Does anyone care about you after the delivery of the child? Does anyone come to visit you or to see the child? All the attention is diverted to the new child. I was also elated by the birth of my baby. But with joy came other emotions. I felt sad and depressed. The pregnancy had already made me tired and I felt all the more tired after it. I used to cry often.

I doubted myself, my motherhood and whether I would be a good mother to my child; I felt worthless. I often would get irritable and angry at every little thing. I could not concentrate at all. I needed assistance in doing everything of my child, and that brought shame and guilt. I could not sleep for several nights and felt exhausted. I found it difficult to manage my negative thoughts and I felt detached with my child. I was not able to create the bond with my child that I should have had. I felt restless most of the times and had difficulty in concentration. So, I thought of meeting a doctor.

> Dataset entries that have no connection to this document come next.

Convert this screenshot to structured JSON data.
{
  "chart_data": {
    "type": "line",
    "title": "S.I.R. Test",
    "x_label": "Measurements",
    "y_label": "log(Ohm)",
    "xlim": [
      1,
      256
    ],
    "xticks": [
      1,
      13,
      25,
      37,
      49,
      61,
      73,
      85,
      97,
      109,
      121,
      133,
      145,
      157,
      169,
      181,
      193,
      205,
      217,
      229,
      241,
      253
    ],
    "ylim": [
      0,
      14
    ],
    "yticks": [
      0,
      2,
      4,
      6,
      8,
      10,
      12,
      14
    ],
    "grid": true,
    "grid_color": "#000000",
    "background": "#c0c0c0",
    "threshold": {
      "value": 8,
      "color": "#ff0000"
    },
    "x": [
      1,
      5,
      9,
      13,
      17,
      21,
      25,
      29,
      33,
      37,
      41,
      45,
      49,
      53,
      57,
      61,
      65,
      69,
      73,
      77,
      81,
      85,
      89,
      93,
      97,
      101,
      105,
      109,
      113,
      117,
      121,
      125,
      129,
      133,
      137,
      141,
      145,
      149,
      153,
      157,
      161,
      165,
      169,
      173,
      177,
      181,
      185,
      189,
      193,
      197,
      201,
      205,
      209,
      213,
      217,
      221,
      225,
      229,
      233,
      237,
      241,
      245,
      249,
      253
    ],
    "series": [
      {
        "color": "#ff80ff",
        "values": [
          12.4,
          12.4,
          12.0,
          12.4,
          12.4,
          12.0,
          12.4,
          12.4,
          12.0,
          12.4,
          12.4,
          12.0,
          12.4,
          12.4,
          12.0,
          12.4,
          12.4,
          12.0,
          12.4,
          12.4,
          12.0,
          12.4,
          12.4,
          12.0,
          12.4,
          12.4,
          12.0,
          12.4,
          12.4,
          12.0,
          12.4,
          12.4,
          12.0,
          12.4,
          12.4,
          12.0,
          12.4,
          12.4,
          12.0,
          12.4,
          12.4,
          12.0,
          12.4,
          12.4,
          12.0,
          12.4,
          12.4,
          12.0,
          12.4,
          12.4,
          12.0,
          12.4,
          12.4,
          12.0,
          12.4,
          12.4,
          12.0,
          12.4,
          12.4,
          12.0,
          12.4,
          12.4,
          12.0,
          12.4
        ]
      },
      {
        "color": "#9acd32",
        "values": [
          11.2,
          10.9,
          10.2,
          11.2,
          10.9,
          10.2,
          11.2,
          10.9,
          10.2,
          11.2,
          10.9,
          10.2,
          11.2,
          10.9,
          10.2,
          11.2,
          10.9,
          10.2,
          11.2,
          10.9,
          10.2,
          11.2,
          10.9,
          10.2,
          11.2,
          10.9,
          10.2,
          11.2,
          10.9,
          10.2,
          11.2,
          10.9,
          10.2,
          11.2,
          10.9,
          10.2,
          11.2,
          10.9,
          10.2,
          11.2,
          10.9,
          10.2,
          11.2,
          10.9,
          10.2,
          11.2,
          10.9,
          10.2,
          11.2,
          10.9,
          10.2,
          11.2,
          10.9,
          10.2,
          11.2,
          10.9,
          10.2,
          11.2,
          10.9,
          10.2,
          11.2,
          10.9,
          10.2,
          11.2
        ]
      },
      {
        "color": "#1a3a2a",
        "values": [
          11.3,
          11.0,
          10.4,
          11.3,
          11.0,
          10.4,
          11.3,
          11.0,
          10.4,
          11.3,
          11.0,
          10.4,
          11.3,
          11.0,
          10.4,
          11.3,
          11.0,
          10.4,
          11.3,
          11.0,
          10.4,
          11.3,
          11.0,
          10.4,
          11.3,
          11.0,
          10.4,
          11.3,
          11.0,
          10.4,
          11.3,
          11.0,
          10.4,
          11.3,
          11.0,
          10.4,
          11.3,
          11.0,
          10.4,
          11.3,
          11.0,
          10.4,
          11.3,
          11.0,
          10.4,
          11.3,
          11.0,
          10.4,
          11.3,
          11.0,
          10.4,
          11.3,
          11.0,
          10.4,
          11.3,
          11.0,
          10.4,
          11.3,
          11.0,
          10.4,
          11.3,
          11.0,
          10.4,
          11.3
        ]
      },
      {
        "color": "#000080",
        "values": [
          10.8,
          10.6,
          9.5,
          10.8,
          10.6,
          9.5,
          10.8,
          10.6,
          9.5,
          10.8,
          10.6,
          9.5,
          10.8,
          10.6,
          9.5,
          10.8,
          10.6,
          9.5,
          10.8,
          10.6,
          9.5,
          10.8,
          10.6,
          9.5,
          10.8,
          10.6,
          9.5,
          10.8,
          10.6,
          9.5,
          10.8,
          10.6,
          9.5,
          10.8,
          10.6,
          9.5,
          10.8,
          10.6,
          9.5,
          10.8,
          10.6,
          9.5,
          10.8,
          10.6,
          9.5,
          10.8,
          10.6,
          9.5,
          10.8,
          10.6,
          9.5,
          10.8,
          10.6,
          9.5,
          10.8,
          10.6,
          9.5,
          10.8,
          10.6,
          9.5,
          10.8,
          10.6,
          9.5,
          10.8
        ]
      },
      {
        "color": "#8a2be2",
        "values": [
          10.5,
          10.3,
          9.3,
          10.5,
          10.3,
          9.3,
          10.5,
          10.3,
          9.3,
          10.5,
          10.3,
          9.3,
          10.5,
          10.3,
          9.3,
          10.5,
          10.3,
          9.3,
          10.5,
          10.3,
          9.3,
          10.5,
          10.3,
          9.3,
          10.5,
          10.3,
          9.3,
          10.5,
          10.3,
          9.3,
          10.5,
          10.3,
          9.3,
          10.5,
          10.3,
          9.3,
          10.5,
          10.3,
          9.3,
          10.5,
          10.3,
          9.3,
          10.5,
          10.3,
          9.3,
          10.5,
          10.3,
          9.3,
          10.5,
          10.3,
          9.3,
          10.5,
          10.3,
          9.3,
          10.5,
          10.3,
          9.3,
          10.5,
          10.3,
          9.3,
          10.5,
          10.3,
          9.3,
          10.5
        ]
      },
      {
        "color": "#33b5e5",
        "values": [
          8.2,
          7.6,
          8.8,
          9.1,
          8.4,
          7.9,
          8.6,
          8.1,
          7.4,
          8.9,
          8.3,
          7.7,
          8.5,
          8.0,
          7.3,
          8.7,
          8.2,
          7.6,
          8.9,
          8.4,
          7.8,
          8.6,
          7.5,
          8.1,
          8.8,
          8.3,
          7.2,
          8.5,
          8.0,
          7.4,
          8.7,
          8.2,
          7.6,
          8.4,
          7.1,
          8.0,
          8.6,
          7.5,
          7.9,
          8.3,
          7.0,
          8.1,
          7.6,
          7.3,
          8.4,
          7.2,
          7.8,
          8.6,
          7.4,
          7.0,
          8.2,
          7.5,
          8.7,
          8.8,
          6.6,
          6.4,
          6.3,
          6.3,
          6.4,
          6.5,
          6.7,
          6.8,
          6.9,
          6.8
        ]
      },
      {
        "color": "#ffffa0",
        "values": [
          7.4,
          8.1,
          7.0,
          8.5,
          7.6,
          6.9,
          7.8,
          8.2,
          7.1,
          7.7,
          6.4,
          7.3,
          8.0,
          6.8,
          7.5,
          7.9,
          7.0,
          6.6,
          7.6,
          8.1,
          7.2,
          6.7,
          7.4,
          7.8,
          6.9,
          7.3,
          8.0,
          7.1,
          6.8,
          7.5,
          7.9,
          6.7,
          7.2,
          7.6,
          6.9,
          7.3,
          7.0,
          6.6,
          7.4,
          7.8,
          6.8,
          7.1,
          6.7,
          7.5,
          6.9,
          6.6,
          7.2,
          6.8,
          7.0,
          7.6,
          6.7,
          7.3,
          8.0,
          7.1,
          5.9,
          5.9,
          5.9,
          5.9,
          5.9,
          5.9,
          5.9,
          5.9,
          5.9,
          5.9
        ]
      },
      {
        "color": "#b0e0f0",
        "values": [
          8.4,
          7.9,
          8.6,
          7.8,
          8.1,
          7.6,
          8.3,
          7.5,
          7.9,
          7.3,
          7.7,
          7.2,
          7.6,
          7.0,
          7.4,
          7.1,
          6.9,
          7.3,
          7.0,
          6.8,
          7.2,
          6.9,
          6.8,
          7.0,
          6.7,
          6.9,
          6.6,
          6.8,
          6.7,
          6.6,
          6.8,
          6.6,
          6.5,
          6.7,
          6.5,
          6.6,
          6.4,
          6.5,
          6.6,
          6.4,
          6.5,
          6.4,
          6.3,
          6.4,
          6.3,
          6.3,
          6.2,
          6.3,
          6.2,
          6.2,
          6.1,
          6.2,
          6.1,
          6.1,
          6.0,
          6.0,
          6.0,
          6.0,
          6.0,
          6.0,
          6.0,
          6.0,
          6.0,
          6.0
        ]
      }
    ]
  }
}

The doctor told me that this post-partum depression could be a result of the biological changes that happen to the body of a women during and after the pregnancy. The heightened hormones of estrogen and progesterone during the pregnancy drops down dramatically after. Such changes can lead to depression. Other reasons could be the lack of sleep that makes the mother anxious which then escalates into greater problems.

This continued for almost two weeks. But later on I felt quite normal. I was able to carry out my daily activities and take care of the child without any difficulties. My mood swings were under control and I shared good bond with my child.

The post-partum depression can be a difficult phase. But, the joy of the child heals it all!!